IMO, fivebells. You are totally entitled to have your POV and interpretation.
Are you saying, "People with high cholesterol SHOULD be taking statins to reduce their risk of bad heart things happening to them?"
Please notice NOBODY else is saying people with high cholesterol SHOULD be taking statins SIMPLY because they have high cholesterol.
I bet every fact on that page is backed by convincing statistical data. Is there anything in particular on that page which you'd like me to look into?

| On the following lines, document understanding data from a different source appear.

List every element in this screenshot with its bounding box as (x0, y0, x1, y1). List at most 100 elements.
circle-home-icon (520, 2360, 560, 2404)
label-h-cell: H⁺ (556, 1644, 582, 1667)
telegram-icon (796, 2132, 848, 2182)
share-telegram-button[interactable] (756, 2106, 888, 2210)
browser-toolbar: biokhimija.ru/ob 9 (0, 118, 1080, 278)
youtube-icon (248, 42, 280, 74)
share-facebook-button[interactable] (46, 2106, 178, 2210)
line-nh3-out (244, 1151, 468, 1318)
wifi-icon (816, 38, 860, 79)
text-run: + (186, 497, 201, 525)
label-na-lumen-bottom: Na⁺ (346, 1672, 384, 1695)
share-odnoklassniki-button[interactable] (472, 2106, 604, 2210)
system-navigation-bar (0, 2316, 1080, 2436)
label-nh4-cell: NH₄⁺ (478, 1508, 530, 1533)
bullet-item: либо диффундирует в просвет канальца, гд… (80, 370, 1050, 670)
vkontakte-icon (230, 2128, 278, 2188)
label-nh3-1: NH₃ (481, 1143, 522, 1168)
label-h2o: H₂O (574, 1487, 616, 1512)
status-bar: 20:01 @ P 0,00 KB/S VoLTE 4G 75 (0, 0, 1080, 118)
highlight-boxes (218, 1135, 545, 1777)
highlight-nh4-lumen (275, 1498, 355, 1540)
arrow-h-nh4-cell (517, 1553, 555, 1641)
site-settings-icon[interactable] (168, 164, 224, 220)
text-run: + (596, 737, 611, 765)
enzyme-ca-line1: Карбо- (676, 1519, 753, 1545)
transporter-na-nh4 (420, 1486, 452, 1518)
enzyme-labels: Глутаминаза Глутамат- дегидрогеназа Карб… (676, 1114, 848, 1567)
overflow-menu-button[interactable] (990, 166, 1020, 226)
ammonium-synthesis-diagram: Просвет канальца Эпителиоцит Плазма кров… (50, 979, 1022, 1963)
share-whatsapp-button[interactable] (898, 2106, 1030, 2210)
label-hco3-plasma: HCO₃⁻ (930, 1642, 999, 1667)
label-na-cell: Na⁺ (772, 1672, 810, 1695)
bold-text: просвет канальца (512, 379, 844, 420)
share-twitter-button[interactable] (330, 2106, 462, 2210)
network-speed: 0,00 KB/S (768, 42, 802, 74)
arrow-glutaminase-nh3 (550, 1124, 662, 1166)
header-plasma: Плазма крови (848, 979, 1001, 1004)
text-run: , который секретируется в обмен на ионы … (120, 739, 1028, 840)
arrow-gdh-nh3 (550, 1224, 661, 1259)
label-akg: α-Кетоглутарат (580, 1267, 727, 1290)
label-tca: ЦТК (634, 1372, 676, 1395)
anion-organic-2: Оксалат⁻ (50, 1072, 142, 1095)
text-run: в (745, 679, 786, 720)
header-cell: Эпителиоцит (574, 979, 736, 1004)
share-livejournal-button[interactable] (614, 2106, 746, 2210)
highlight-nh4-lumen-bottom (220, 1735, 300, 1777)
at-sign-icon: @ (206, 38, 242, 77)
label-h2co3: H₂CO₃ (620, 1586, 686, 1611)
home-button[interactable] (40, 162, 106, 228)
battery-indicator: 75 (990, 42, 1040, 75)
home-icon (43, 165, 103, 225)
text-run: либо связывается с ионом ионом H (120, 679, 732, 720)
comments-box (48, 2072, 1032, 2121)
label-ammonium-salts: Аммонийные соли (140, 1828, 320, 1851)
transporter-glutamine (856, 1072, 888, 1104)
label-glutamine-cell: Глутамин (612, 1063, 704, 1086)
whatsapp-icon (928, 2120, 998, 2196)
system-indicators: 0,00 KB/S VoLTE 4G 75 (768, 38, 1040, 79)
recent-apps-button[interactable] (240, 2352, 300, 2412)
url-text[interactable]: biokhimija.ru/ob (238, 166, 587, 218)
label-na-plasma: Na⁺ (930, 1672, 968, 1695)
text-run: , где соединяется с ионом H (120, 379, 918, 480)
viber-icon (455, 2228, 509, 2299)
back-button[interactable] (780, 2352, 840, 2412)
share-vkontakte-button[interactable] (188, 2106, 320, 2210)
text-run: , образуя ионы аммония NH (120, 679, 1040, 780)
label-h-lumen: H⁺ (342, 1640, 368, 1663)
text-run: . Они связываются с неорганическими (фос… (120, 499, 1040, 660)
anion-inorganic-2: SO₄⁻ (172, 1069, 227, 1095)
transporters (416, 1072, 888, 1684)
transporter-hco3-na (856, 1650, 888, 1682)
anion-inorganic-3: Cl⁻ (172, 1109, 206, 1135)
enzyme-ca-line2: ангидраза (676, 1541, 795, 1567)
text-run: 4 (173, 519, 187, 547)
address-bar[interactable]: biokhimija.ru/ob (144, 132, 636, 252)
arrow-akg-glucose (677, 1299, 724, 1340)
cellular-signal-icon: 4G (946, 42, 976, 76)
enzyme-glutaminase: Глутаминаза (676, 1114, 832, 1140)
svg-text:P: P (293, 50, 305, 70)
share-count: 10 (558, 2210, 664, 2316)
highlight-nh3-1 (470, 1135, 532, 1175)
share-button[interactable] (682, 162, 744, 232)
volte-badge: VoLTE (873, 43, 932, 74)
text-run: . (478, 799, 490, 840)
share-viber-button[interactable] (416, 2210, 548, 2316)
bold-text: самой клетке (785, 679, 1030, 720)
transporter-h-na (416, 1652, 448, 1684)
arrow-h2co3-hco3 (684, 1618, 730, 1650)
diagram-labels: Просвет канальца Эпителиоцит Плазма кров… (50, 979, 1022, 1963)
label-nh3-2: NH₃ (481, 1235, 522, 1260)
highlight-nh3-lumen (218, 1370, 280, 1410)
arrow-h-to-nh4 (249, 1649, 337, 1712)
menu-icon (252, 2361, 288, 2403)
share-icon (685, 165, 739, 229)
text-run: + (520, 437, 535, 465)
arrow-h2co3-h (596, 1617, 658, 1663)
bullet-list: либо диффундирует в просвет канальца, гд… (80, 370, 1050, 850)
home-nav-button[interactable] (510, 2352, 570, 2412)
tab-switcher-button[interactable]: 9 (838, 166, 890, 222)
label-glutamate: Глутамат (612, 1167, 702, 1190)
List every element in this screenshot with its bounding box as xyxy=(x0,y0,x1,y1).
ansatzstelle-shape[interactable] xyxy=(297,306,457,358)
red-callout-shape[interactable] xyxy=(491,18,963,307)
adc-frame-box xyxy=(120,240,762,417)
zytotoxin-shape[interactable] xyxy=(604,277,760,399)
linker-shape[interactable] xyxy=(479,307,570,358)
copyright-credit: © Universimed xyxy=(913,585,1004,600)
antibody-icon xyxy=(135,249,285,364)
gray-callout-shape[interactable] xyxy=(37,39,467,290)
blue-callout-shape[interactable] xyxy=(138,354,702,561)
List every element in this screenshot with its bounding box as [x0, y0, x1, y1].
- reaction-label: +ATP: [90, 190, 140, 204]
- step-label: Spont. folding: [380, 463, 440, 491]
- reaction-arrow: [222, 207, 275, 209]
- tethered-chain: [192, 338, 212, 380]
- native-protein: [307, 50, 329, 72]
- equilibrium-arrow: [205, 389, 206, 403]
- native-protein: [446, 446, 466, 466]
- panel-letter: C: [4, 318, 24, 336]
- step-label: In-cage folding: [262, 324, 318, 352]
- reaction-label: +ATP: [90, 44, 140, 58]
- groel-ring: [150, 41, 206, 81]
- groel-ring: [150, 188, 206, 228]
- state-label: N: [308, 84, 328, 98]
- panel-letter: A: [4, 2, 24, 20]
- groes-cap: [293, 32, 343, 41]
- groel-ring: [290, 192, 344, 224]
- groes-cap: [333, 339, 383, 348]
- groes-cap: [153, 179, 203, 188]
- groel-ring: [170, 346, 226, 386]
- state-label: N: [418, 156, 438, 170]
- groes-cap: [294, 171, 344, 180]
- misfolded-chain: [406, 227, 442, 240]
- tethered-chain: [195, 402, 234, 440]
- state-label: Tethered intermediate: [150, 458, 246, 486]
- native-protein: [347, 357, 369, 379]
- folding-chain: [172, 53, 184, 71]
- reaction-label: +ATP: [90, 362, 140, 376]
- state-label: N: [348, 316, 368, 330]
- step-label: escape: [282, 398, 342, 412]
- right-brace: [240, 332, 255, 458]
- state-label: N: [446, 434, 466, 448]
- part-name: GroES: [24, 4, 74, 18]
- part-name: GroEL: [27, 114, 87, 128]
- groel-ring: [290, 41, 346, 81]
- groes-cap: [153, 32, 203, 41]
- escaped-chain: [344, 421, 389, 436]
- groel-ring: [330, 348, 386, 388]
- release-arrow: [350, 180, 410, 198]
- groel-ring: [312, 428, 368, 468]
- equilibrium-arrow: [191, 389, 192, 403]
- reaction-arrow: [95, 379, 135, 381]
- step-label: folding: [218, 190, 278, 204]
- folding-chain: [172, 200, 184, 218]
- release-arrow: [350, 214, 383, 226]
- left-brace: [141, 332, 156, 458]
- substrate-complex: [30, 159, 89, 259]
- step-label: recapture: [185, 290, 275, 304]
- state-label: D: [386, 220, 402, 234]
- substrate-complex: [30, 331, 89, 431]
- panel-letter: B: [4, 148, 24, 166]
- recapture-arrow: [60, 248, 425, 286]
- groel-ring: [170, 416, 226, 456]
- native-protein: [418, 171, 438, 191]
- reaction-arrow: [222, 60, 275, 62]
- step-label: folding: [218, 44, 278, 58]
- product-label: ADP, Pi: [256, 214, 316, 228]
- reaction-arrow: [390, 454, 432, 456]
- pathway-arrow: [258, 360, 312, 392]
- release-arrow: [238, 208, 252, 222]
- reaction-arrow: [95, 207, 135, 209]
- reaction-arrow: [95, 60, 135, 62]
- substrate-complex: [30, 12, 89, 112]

By the way, I have on my harddrive heart disease diagnostics from over 10 000 white USians who participated in a longitudinal study assessing the life-style factors which contribute to atherosclerosis and heart disease. At the moment, I am looking for genetic factors which contribute to heart disease in people with elevated triglyceride levels. I'm not talking out of my ass, here. You're excluding important context, Roger. I assume this is the page you're quoting from. The paragraph before the one you quote above is "Along with diet and exercise, LIPITOR is proven to lower "bad" cholesterol by 39%-60% (average effect depending on dose)." The sentence you quoted starting with "And LIPITOR, along with diet..." is saying that in addition to lowering cholesterol, it is also effective in the face of those other other risk factors for heart disease. (I completely agree that they are probably over-reaching there.) That's meaningless without the algorithm they use to make a decision from those factors. We've already established that everyone agrees people should try to reduce cholesterol by diet and exercise before resorting to cholesterol. No, you're going to lose this argument because this is what I think about all day for my day-to-day work, and there are boatloads of epidemiological evidence contradicting your claims. I have no connection to drug companies; I work in academia as a postdoc. My salary is nothing to get excited about, and not one cent comes from a commercial source. HAHAHA. But I'm still WRONG, right? HAHAHA. The current standard of care is to prescribe statins for people who've failed to reduce their cholesterol levels by diet and exercise. I think that is a sensible prescription which would probably save millions of lives over the next few decades if cardiology continued to be practiced the way it is today. First of all, I don't care what anybody else is saying. I take responsibility for my own beliefs, and evaluate the evidence independently for all beliefs which have an impact on my important decisions. Secondly, A LOT of people are saying that elevated cholesterol indicates prescription of statins: the entire field of cardiology, on the basis of extensive epidemiological evidence.
I am an iconoclast, and I love to look at facts which challenge my beliefs. If you could point me at any clinical or scientific evidence (i.e. something more than just your idiosyncratic interpretation of a marketing website) which casts any doubt on this policy at all, I would be extremely grateful. But what you've shown so far hasn't been very impressive.